From about 1950 through today, there has been a clear evolution in the use of computer-generated data from simple historical record keeping to ever more active roles. This trend does not show signs of slowing down. Data is generated by more people, is used in the execution of more tasks by more people, and is used in corporate decision making more than ever before.
The more technology we develop, the more users demand from it.
When we look at the past 50 years, the degree to which information systems have played a role has been in a state of constant change. Every IT department has had a significant amount of their resources devoted to the task of implementing new or replacement systems. As each new system is deployed, it is often already obsolete, as another replacement technology shows up while they were building it. This drives them to again replace the just-finished system. This process of "continuous evolution" has never stopped, and probably will not for a number of years into the future.
The constant need to remodel systems as fast as they are developed has been driven by enormously fast technology innovation in hardware, communications, and software. No organization has been able to keep up with the rapid pace of technological change. All organizations have been chasing the technology curve in the hope of eventually reaching a stable point, where new systems can survive for awhile. They will not reach stability for a long time in the future, as much more technology is being born as this is written.

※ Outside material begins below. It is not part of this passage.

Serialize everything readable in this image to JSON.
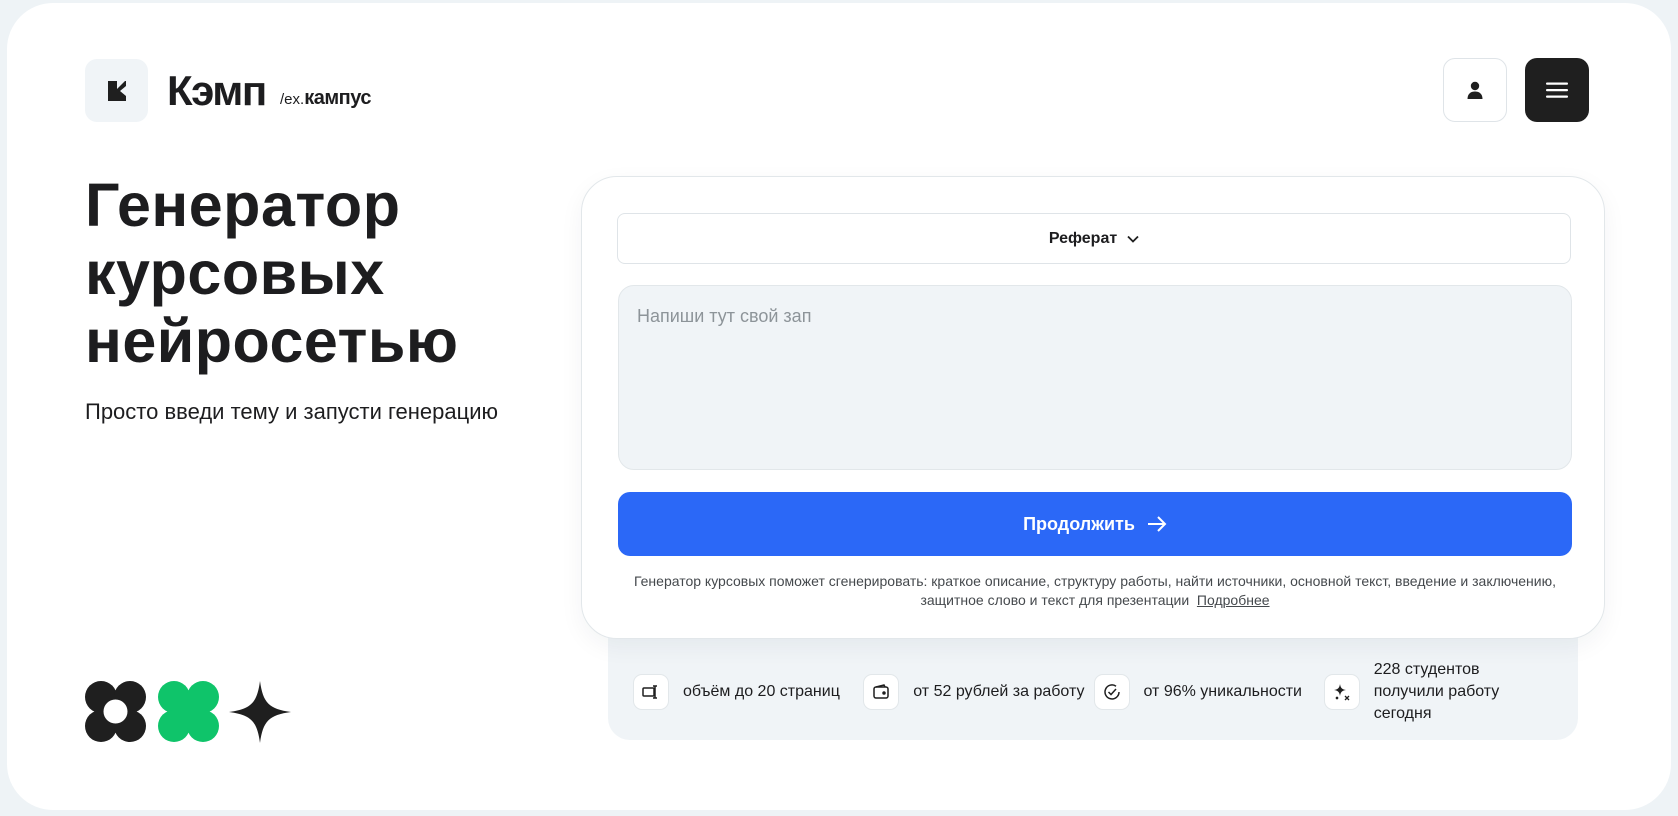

The need to change is also fueled by the rapid change in the nature of the companies themselves. Mergers and acquisitions drive very rapid and important changes as companies try to merge information systems. Changes in product lines or changes in markets served drive many hastily implemented changes into information systems. For example, the decision to "go global" can wreak havoc on currency, date, address, and other data elements already in place. Business change impacts are the ones that generally are done the quickest, with the least amount of planning, and that usually derive the worst results.
External changes also cause hastily implemented patches to existing systems: tax law changes, accounting changes such as those experienced in recent years, the Y2K problem, the EURO conversion, and on and on. This rapid evolution has meant that systems have been developed hastily and changed aggressively. This is done with few useful standards for development and control. The software industry has never developed effective standards similar to those the hardware and construction industries enjoy (through blueprints), nor does it have the luxury of time to think through everything it does before committing to systems. The result is that many, if not all, of our systems are very rough edged. These rough edges particularly show through in the quality of the data and the information derived from the data.

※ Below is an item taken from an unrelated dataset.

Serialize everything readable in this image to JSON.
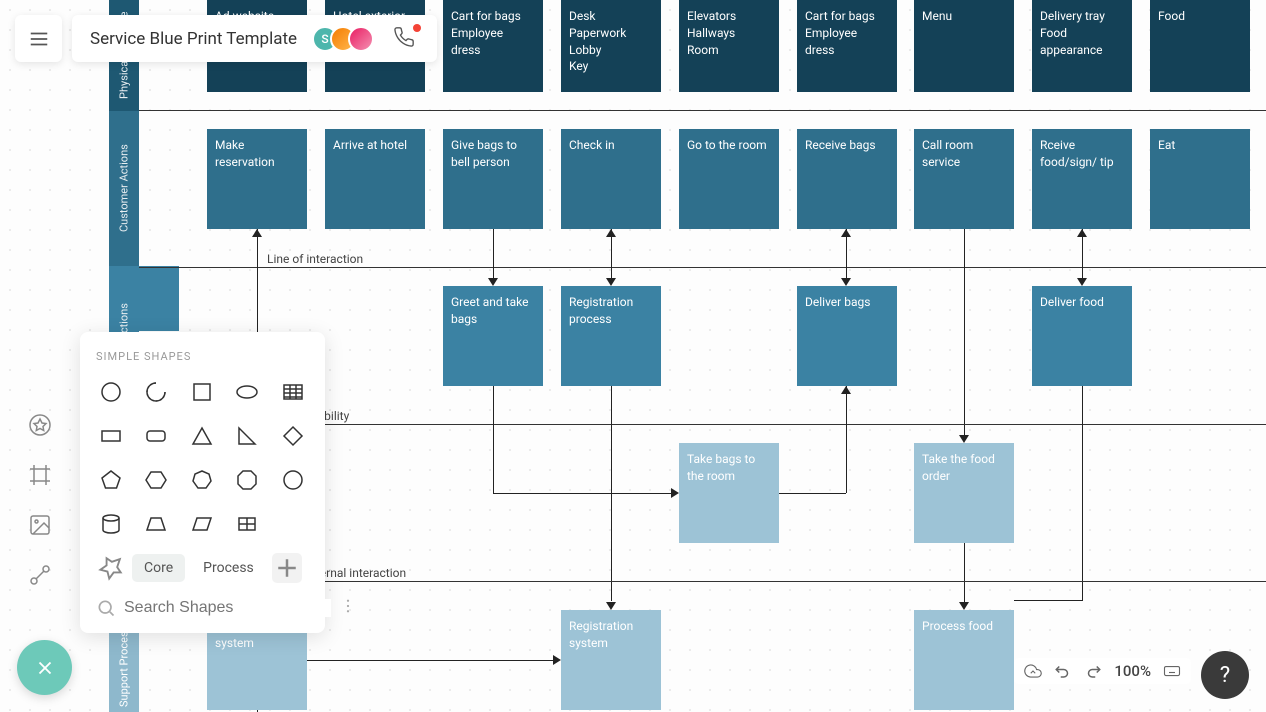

A lot of this rapid change happened in order to push information systems into more of the tasks of the enterprise and to involve more people in the process. The Internet promises to involve all people and all tasks in the scope of information systems. At some time in the future, all companies will have an information system backbone through which almost all activity will be affected. As a result, information systems become bigger, more complex, and, hopefully, more important every time a new technology is thrown in. The data becomes more and more important.
Just about everything in organizations has been "databased." There are personnel databases, production databases, billing and collection databases, sales management databases, customer databases, marketing databases, supply chain databases, accounting databases, financial management databases, and on and on. Whenever anyone wants to know something, they instinctively run to a PC to query a database. It is difficult to imagine that less than 25 years ago there were no PCs and data was not collected on many of the corporate objects and activities of today.
I participated in an audit for a large energy company a few years ago that inventoried over 5,000 databases and tens of thousands of distinct data elements in their corporate information systems. Most corporations do not know how much data they are actually handling on a daily basis.
Not only has most corporation information been put into databases, but it has been replicated into data warehouses, data marts, operational data stores, and business objects. As new ways are discovered to use data, there is a tendency to create duplication of the primary data in order to satisfy the new need. The most dramatic example today is the wave of customer relationship management (hereafter, CRM) projects proliferating throughout the IT world.
Replication often includes aggregating data, combining data from multiple sources, putting data into data structures that are different from the original structure, and adding time period information. Often the original data cannot be recognized or found in the aggregations. As a result, errors detected in the aggregations often cannot be traced back to primary instances of data containing the errors.
In addition to replicating, there are attempts to integrate the data of multiple databases inside interactive processes. Some of this integration includes reaching across company boundaries into databases of suppliers, customers, and others, examples of which are shown in Figure 1.1.
Adding the demands of replication and integration on top of operational systems adds greatly to the complexity of information systems and places huge burdens on the content of the primary operational systems. Data quality problems get magnified through all of these channels. Figure 1.2 indicates aspects of integration, operation, and replication.
Along with the increasing complexity of systems comes an increase in the impact of inaccurate data. In the primary systems, a wrong value may have little or no impact. It may cause a glitch in processing of an order, resulting in some small annoyance to fix. However, as this wrong value is propagated to higher-level decision support systems, it may trigger an incorrect reordering of a product or give a decision maker the wrong information to base expanding a manufacturing line on. The latter consequences can be much larger than the original.
Although a single wrong value is not likely to cause such drastic results, the cumulative effect of multiple wrong values in that same attribute can collectively deliver very wrong results. Processes that generate wrong values rarely generate only one inaccurate instance.